Sì, sono due strategie complementari. L'energia rinnovabile dal fornitore ti garantisce un costo stabile e prevedibile, ma i pannelli solari sul tetto ti rendono indipendente dalla rete e riducono drasticamente le bollette. L'investimento iniziale è significativo (8.000-15.000 euro per un impianto residenziale medio), ma grazie alle detrazioni fiscali (Superbonus 110%, ora al 70%, o detrazione 50%), il tempo di ammortamento scende a 6-8 anni. Nel 2026, conviene ancora di più perché i prezzi dei pannelli sono stabili e l'incentivo per l'autoconsumo rimane vantaggioso. Se hai spazio sul tetto e budget, installare il solare è la scelta più redditizia nel lungo termine.
Il passaggio è completamente gratuito. Cambiare fornitore non prevede costi di attivazione, disattivazione né penali (a meno che tu non sia ancora in periodo di vincolo con il precedente contratto). Il costo dipende dal consumo annuale di energia: una famiglia media (2.700 kWh/anno) spende 600-800 euro annui in più rispetto a un'offerta con mix energetico tradizionale, ma il divario si sta riducendo. Nel 2026, molti fornitori stanno allineando i prezzi perché la domanda di rinnovabili sta crescendo e i costi di produzione scendono. Consiglio di confrontare le offerte su siti come Segugio.it o Facile.it prima di sottoscrivere.
L'attivazione richiede 15-20 giorni lavorativi dalla data di sottoscrizione online. Nei giorni feriali, il fornitore contatta il distributore locale (Enel, Acea o altro) per registrare il cambio in anagrafe. Non c'è interruzione della corrente: durante il periodo di transizione continui a ricevere energia normalmente. Per velocizzare, scarica il modulo di disdetta dal tuo vecchio fornitore, sottoscrivi il nuovo contratto con pochi clic e comunica il codice cliente e il numero di matricola del contatore (lo trovi sulla bolletta). Se sei cliente di una banca o hai un account su piattaforme come Eni, Enel o Sorgenia, il processo è ancora più rapido perché i dati sono già verificati.

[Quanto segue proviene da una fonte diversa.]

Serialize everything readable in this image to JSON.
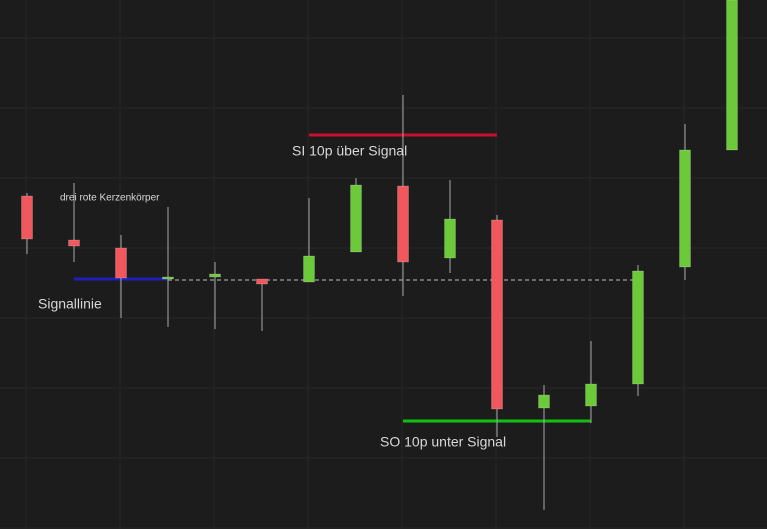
{
  "chart_data": {
    "type": "candlestick",
    "up_color": "#6cc93a",
    "down_color": "#f0585e",
    "wick_color": "#a8a8a8",
    "ylim": [
      0,
      52.9
    ],
    "candles": [
      {
        "open": 33.3,
        "high": 33.6,
        "low": 27.5,
        "close": 29.0
      },
      {
        "open": 28.9,
        "high": 34.6,
        "low": 26.7,
        "close": 28.3
      },
      {
        "open": 28.1,
        "high": 29.4,
        "low": 21.1,
        "close": 25.1
      },
      {
        "open": 25.0,
        "high": 32.2,
        "low": 20.2,
        "close": 25.2
      },
      {
        "open": 25.2,
        "high": 26.7,
        "low": 20.0,
        "close": 25.5
      },
      {
        "open": 25.0,
        "high": 25.0,
        "low": 19.8,
        "close": 24.5
      },
      {
        "open": 24.7,
        "high": 33.1,
        "low": 24.7,
        "close": 27.3
      },
      {
        "open": 27.7,
        "high": 35.1,
        "low": 27.7,
        "close": 34.4
      },
      {
        "open": 34.3,
        "high": 43.4,
        "low": 23.3,
        "close": 26.7
      },
      {
        "open": 27.1,
        "high": 34.9,
        "low": 25.6,
        "close": 31.0
      },
      {
        "open": 30.9,
        "high": 31.4,
        "low": 9.2,
        "close": 12.0
      },
      {
        "open": 12.1,
        "high": 14.4,
        "low": 1.9,
        "close": 13.4
      },
      {
        "open": 12.3,
        "high": 18.8,
        "low": 10.6,
        "close": 14.5
      },
      {
        "open": 14.5,
        "high": 26.4,
        "low": 13.3,
        "close": 25.8
      },
      {
        "open": 26.2,
        "high": 40.5,
        "low": 24.9,
        "close": 37.9
      },
      {
        "open": 37.9,
        "high": 52.9,
        "low": 37.9,
        "close": 52.9
      }
    ],
    "levels": [
      {
        "value": 24.9,
        "from": 3,
        "to": 13,
        "color": "#bdbdbd",
        "dashed": true
      },
      {
        "value": 25.0,
        "from": 1,
        "to": 3,
        "color": "#2020b8",
        "dashed": false
      },
      {
        "value": 39.4,
        "from": 6,
        "to": 10,
        "color": "#c8102e",
        "dashed": false
      },
      {
        "value": 10.8,
        "from": 8,
        "to": 12,
        "color": "#12c012",
        "dashed": false
      }
    ],
    "annotations": [
      "drei rote Kerzenkörper",
      "Signallinie",
      "SI 10p über Signal",
      "SO 10p unter Signal"
    ]
  }
}
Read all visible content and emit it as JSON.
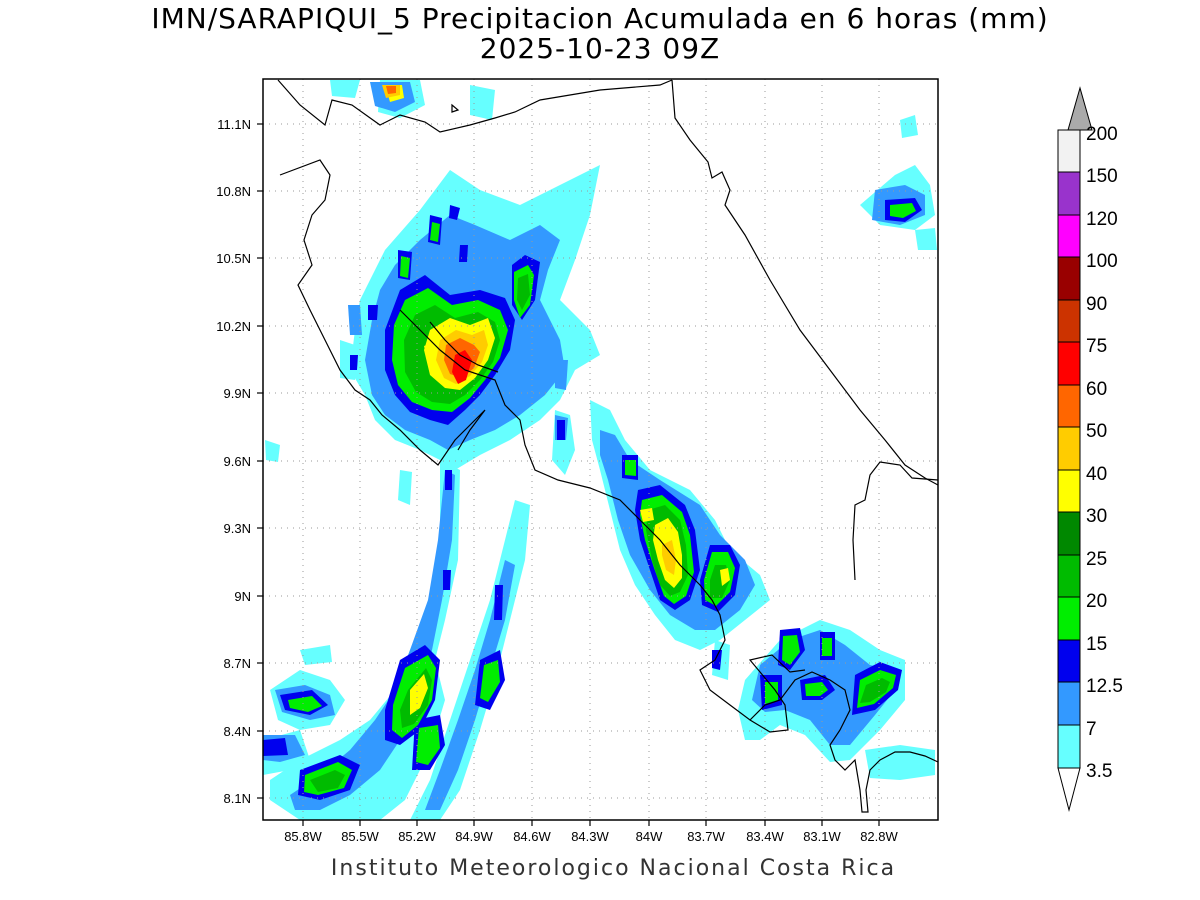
{
  "header": {
    "title": "IMN/SARAPIQUI_5 Precipitacion Acumulada en 6 horas (mm)",
    "subtitle": "2025-10-23 09Z"
  },
  "footer": {
    "credit": "Instituto Meteorologico Nacional Costa Rica"
  },
  "axes": {
    "lon_labels": [
      "85.8W",
      "85.5W",
      "85.2W",
      "84.9W",
      "84.6W",
      "84.3W",
      "84W",
      "83.7W",
      "83.4W",
      "83.1W",
      "82.8W"
    ],
    "lat_labels": [
      "11.1N",
      "10.8N",
      "10.5N",
      "10.2N",
      "9.9N",
      "9.6N",
      "9.3N",
      "9N",
      "8.7N",
      "8.4N",
      "8.1N"
    ],
    "grid": true
  },
  "colorbar": {
    "unit": "mm",
    "levels": [
      "3.5",
      "7",
      "12.5",
      "15",
      "20",
      "25",
      "30",
      "40",
      "50",
      "60",
      "75",
      "90",
      "100",
      "120",
      "150",
      "200"
    ],
    "colors": [
      "#66ffff",
      "#3399ff",
      "#0000ee",
      "#00ee00",
      "#00bb00",
      "#008800",
      "#ffff00",
      "#ffcc00",
      "#ff6600",
      "#ff0000",
      "#cc3300",
      "#990000",
      "#ff00ff",
      "#9933cc",
      "#f2f2f2"
    ],
    "under_color": "#ffffff",
    "over_color": "#aaaaaa"
  }
}
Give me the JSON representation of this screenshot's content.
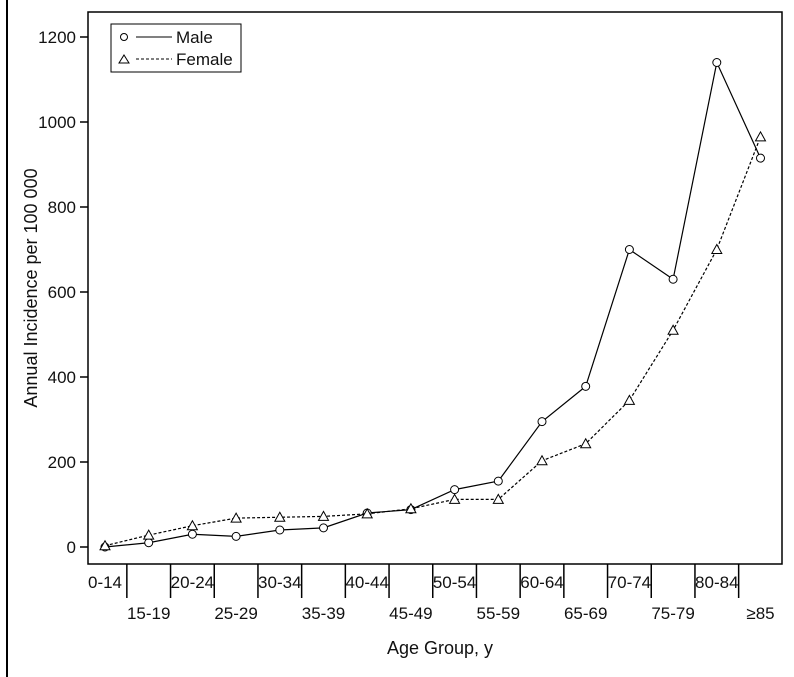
{
  "chart_data": {
    "type": "line",
    "xlabel": "Age Group, y",
    "ylabel": "Annual Incidence per 100 000",
    "ylim": [
      0,
      1200
    ],
    "yticks": [
      0,
      200,
      400,
      600,
      800,
      1000,
      1200
    ],
    "categories": [
      "0-14",
      "15-19",
      "20-24",
      "25-29",
      "30-34",
      "35-39",
      "40-44",
      "45-49",
      "50-54",
      "55-59",
      "60-64",
      "65-69",
      "70-74",
      "75-79",
      "80-84",
      "≥85"
    ],
    "grid": false,
    "legend_position": "top-left",
    "series": [
      {
        "name": "Male",
        "marker": "circle",
        "line_style": "solid",
        "values": [
          0,
          10,
          30,
          25,
          40,
          45,
          80,
          88,
          135,
          155,
          295,
          378,
          700,
          630,
          1140,
          915
        ]
      },
      {
        "name": "Female",
        "marker": "triangle",
        "line_style": "dashed",
        "values": [
          3,
          28,
          50,
          68,
          70,
          72,
          78,
          90,
          112,
          112,
          203,
          243,
          345,
          510,
          700,
          965
        ]
      }
    ]
  }
}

Controlla tre elementi sulla tua bolletta: la voce "Garanzie d'Origine" deve essere presente, il numero di GO assegnate deve corrispondere ai kWh consumati nel periodo di fatturazione, e il certificato deve essere tracciato nel Registro Nazionale gestito dal Gestore dei Servizi Energetici (GSE). Puoi verificare online su www.gse.it inserendo i dati del tuo contratto. Ogni GO corrisponde a 1 MWh di energia da fonte rinnovabile e è univocamente identificata. Inoltre, leggi il "foglio informativo" fornito dal gestore all'attivazione: deve specificate la composizione dell'offerta, la percentuale da rinnovabili e il metodo di certificazione (europea o nazionale). Se noti discrepanze, contatta il fornitore entro 30 giorni dalla ricezione della bolletta.
Nel 2026 conviene ancora, anzi ancora di più. Le previsioni ARERA indicano una stabilizzazione dei prezzi dell'energia rinnovabile, mentre quella da fonti fossili rimane volatile. Il costo marginale della produzione solare ed eolica è ormai inferiore a quello del gas naturale. Inoltre, da gennaio 2026, entreranno in vigore nuovi obblighi europei per ridurre il consumo energetico (Direttiva Efficienza Energetica 2023/1791), che potrebbero incentivare ulteriormente le tariffe verdi. Consiglio di sottoscrivere un contratto con prezzo fisso per 24 mesi nel primo trimestre 2026, prima che la concorrenza si intensifichi. Abbina sempre l'offerta rinnovabile a misure di efficienza energetica: lampadine LED, termostato intelligente e elettrodomestici di classe A, così riduci i consumi e massimizzi il beneficio economico e ambientale.